По телевидению передавали в записи утреннюю гимнастику. «Могут включиться и пожилые». Мои родители никогда не включались, мне же делать гимнастику приходилось, иначе, опять же, я никогда не вырасту. Еще одна морковка. В гостиной перед телевизором сидела сама ведущая этой передачи, Кати Макраи, со своими дочками — они смотрели себя по телеку. Когда дело дошло до вращения бедрами, они не выдержали, встали и присоединились к самим себе. Они в телевизоре объясняли, как и что делать, и сами же выполняли свои указания. Видно было, что делают они это не впервые. В гостиную стали подтягиваться взрослые с бутылками пива в руках, синхронность реальности и кино приводила их в изумление. Для меня-то все это было само собой разумеющимся, как телемедвежонок на заставке вечерней сказки, который старательно чистит зубы и полощет горло: «гыр-гыр-гыр». Чего тут такого: гимнастки делают гимнастику. В дверях образовалась соцреалистическая идиллия: рабочий-крестьянин-интеллигент с отвалившейся челюстью смотрит первый живой эфир венгерского телевидения. Йоцо с компанией растрескавшимися губами жадно тянули пиво, обсуждая прелести эволюции от ребенка до женщины, которую демонстрировали бегущие на месте Кати Макраи и три ее дочки. Когда они от души набегались, начались мои любимые упражнения — дыхательные. Делаем глубокий вдох, раз, два, и медленно-медленно выдыхаем, три, четыре.
В тот же день я упал в разлившийся Дунай. Мои родители с криками бежали по берегу. Свитера на мне, надетые как капуста, быстро впитывали в себя воду.

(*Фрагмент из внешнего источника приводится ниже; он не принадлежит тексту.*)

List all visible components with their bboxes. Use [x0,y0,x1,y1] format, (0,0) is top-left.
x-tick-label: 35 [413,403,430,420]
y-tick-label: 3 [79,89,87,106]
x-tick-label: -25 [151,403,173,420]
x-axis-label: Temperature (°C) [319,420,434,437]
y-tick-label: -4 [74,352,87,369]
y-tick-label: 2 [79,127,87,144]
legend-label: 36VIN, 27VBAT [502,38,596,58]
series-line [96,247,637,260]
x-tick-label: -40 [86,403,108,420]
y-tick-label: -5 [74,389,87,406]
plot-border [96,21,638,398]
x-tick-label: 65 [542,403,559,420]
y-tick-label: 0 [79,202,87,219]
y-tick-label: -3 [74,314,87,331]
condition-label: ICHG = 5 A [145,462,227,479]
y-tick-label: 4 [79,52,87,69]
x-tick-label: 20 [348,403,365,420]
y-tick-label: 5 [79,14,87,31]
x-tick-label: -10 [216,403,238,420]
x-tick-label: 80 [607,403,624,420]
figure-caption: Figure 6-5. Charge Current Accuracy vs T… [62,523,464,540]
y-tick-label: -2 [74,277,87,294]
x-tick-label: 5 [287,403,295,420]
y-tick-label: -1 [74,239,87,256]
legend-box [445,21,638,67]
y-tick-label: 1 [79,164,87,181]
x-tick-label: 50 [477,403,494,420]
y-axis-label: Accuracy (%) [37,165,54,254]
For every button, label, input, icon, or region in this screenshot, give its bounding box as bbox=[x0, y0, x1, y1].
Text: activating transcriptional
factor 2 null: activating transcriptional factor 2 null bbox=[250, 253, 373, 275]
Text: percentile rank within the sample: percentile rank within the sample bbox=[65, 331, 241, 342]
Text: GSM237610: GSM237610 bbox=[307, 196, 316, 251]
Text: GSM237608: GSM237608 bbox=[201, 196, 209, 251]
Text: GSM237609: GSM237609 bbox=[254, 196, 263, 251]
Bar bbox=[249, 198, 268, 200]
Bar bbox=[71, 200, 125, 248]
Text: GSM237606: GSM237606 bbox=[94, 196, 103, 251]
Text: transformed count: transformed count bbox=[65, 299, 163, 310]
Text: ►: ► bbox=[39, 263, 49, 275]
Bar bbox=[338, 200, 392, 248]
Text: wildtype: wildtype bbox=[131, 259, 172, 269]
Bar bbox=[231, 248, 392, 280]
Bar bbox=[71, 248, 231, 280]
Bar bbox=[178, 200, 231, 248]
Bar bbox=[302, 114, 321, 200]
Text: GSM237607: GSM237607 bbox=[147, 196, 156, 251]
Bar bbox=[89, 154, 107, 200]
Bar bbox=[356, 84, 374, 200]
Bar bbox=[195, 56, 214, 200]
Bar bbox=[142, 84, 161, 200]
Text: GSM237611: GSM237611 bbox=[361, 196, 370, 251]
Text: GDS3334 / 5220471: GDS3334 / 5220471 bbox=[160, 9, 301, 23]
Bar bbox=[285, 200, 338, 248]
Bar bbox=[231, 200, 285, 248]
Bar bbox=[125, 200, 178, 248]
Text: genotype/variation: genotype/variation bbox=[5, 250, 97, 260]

Я тону, гыр-гыр-гыр, делаю глубокий вдох, я принадлежу миру, а мир принадлежит мне. Меня несет вода, на голове у меня вязаная шапочка, на шапочке — помпон. Нет, не может со мной ничего случиться. Перед тем как уйти под воду, я чувствую сладкий прилив тепла в паху. Меня вытаскивают, обнимают, суют в горячую ванну, вытаскивают из нее. Растирают с головы до ног, снова целуют, снова обнимают. Обещают подарок. Я могу получить что хочу.
Окножираф: «“Я принес тебе кое-что, Петер”, - сказал Петеру отец. Петер еще не знает, что принес ему отец. Это может быть пакетик леденцов, или живой кролик, или карандаш».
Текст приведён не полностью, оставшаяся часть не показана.